峠三吉(とうげさんきち)の「原爆詩集」より、一篇をご紹介します。
さっそく、最も有名な「序」を引用してみましょう。「原爆詩集」の最初に掲載されている「序」は「にんげんをかえせ」という題名で広く知られています。
序(にんげんをかえせ)
ちちをかえせ ははをかえせ
としよりをかえせ
こどもをかえせ
わたしをかえせ わたしにつながる
にんげんをかえせ
にんげんの にんげんのよのあるかぎり
くずれぬへいわをへいわをかえせ
すべて「ひらがな」で表記されていることが、詩としての成功をおさめています。
原爆投下と被爆という現実に起きた事件が、余りにも悲惨で生々しい。リアルな描写は不可能である。そこで「ひらがな」で書くことにより、一つの事件を人間の真実を、客観化かつ普遍化し得ているから……。
峠三吉のプロフィール
峠三吉は1917年(大正6年)2月19日生まれ、1953年(昭和28年)3月10日)に没。日本の詩人。本名は、三吉(みつよし)。

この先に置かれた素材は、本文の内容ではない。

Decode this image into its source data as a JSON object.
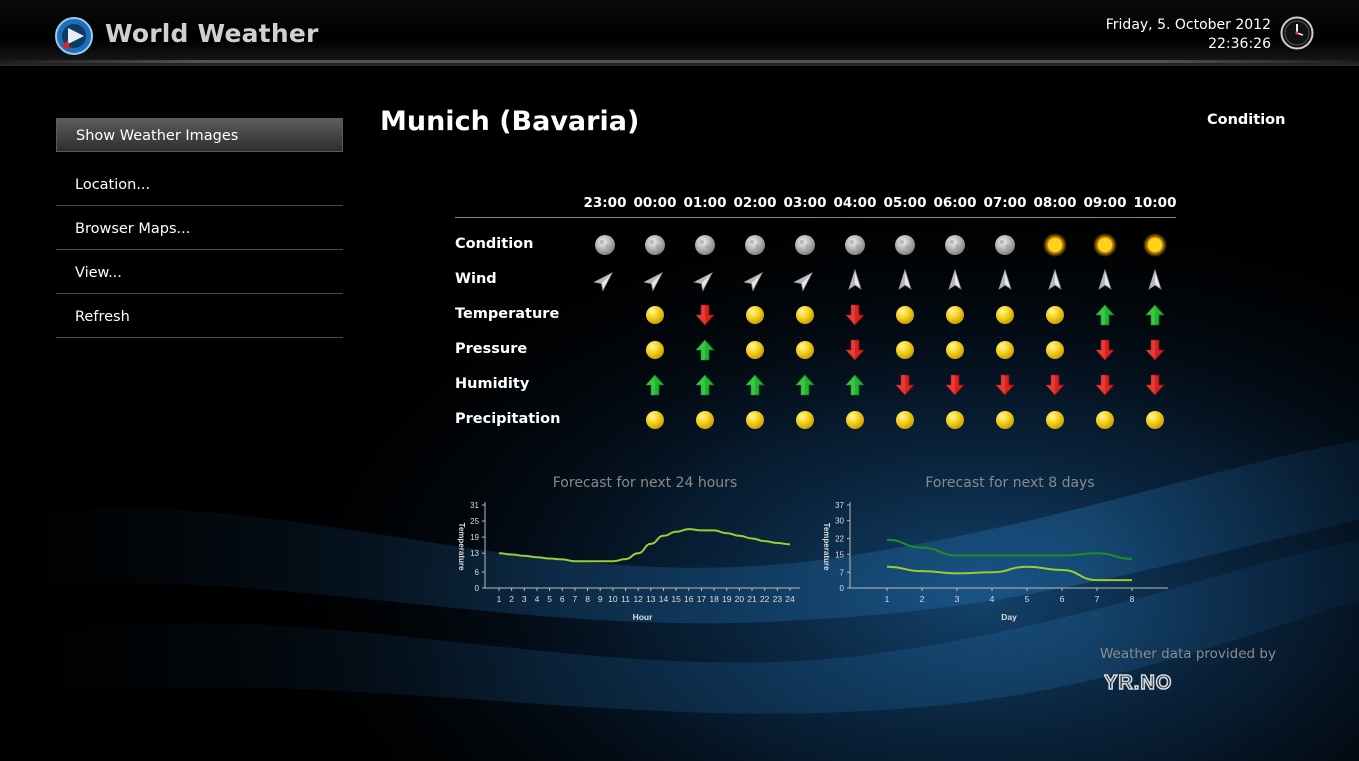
{
  "app": {
    "title": "World Weather"
  },
  "clock": {
    "date": "Friday, 5. October 2012",
    "time": "22:36:26"
  },
  "menu": [
    {
      "label": "Show Weather Images",
      "active": true
    },
    {
      "label": "Location...",
      "active": false
    },
    {
      "label": "Browser Maps...",
      "active": false
    },
    {
      "label": "View...",
      "active": false
    },
    {
      "label": "Refresh",
      "active": false
    }
  ],
  "location": {
    "city": "Munich (Bavaria)"
  },
  "condition_header": "Condition",
  "forecast_table": {
    "hours": [
      "23:00",
      "00:00",
      "01:00",
      "02:00",
      "03:00",
      "04:00",
      "05:00",
      "06:00",
      "07:00",
      "08:00",
      "09:00",
      "10:00"
    ],
    "rows": [
      {
        "label": "Condition",
        "cells": [
          "moon",
          "moon",
          "moon",
          "moon",
          "moon",
          "moon",
          "moon",
          "moon",
          "moon",
          "sun",
          "sun",
          "sun"
        ]
      },
      {
        "label": "Wind",
        "cells": [
          "ne",
          "ne",
          "ne",
          "ne",
          "ne",
          "n",
          "n",
          "n",
          "n",
          "n",
          "n",
          "n"
        ]
      },
      {
        "label": "Temperature",
        "cells": [
          "",
          "steady",
          "down",
          "steady",
          "steady",
          "down",
          "steady",
          "steady",
          "steady",
          "steady",
          "up",
          "up"
        ]
      },
      {
        "label": "Pressure",
        "cells": [
          "",
          "steady",
          "up",
          "steady",
          "steady",
          "down",
          "steady",
          "steady",
          "steady",
          "steady",
          "down",
          "down"
        ]
      },
      {
        "label": "Humidity",
        "cells": [
          "",
          "up",
          "up",
          "up",
          "up",
          "up",
          "down",
          "down",
          "down",
          "down",
          "down",
          "down"
        ]
      },
      {
        "label": "Precipitation",
        "cells": [
          "",
          "steady",
          "steady",
          "steady",
          "steady",
          "steady",
          "steady",
          "steady",
          "steady",
          "steady",
          "steady",
          "steady"
        ]
      }
    ]
  },
  "chart_data": [
    {
      "type": "line",
      "title": "Forecast for next 24 hours",
      "xlabel": "Hour",
      "ylabel": "Temperature",
      "x": [
        1,
        2,
        3,
        4,
        5,
        6,
        7,
        8,
        9,
        10,
        11,
        12,
        13,
        14,
        15,
        16,
        17,
        18,
        19,
        20,
        21,
        22,
        23,
        24
      ],
      "ylim": [
        0,
        31
      ],
      "yticks": [
        0,
        6,
        13,
        19,
        25,
        31
      ],
      "series": [
        {
          "color": "#9acd32",
          "values": [
            13,
            12.5,
            12,
            11.5,
            11,
            10.7,
            10,
            10,
            10,
            10,
            10.8,
            13,
            16.5,
            19.5,
            21,
            22,
            21.5,
            21.5,
            20.5,
            19.5,
            18.5,
            17.5,
            16.8,
            16.3
          ]
        }
      ]
    },
    {
      "type": "line",
      "title": "Forecast for next 8 days",
      "xlabel": "Day",
      "ylabel": "Temperature",
      "x": [
        1,
        2,
        3,
        4,
        5,
        6,
        7,
        8
      ],
      "ylim": [
        0,
        37
      ],
      "yticks": [
        0,
        7,
        15,
        22,
        30,
        37
      ],
      "series": [
        {
          "color": "#1f8f1f",
          "values": [
            21.5,
            18,
            14.5,
            14.5,
            14.5,
            14.5,
            15.5,
            13
          ]
        },
        {
          "color": "#9acd32",
          "values": [
            9.5,
            7.5,
            6.5,
            7,
            9.5,
            8,
            3.5,
            3.5
          ]
        }
      ]
    }
  ],
  "provider": {
    "text": "Weather data provided by",
    "logo": "YR.NO"
  },
  "colors": {
    "accent_blue": "#1a6fb5",
    "arrow_up": "#1faa2a",
    "arrow_down": "#d01f1f",
    "dot": "#f2d21a"
  }
}
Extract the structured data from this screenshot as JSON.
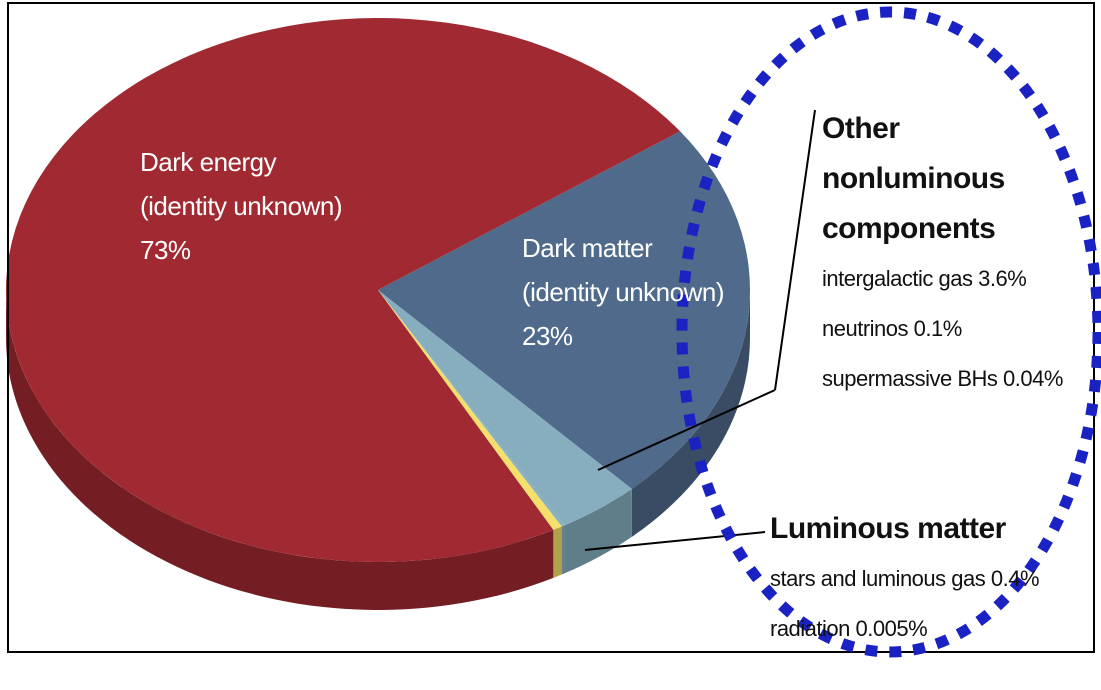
{
  "chart_data": {
    "type": "pie",
    "series": [
      {
        "name": "Dark energy",
        "subtitle": "(identity unknown)",
        "values": [
          73
        ],
        "value_labels": [
          "73%"
        ],
        "color": "#a12a32"
      },
      {
        "name": "Dark matter",
        "subtitle": "(identity unknown)",
        "values": [
          23
        ],
        "value_labels": [
          "23%"
        ],
        "color": "#4f6a8a"
      },
      {
        "name": "Other nonluminous components",
        "items": [
          "intergalactic gas",
          "neutrinos",
          "supermassive BHs"
        ],
        "values": [
          3.6,
          0.1,
          0.04
        ],
        "value_labels": [
          "3.6%",
          "0.1%",
          "0.04%"
        ],
        "color": "#86aebf"
      },
      {
        "name": "Luminous matter",
        "items": [
          "stars and luminous gas",
          "radiation"
        ],
        "values": [
          0.4,
          0.005
        ],
        "value_labels": [
          "0.4%",
          "0.005%"
        ],
        "color": "#f4e06a"
      }
    ]
  }
}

幼い頃から気管支の病気に苦しめられしばしば喀血した。広島商業学校(現在の広島県立広島商業高校)在学時から詩作にいそしむ。卒業後は長期の療養生活を余儀なくされた。
1945年(昭和20年)8月6日、爆心地より3kmの広島市翠町(現在の南区翠)で被爆。
1951年(昭和26年)には「にんげんをかえせ」で始まる『原爆詩集』を自費出版し、原爆被害を告発しその体験を広めた。
36歳で死去。被爆から8年後のことである。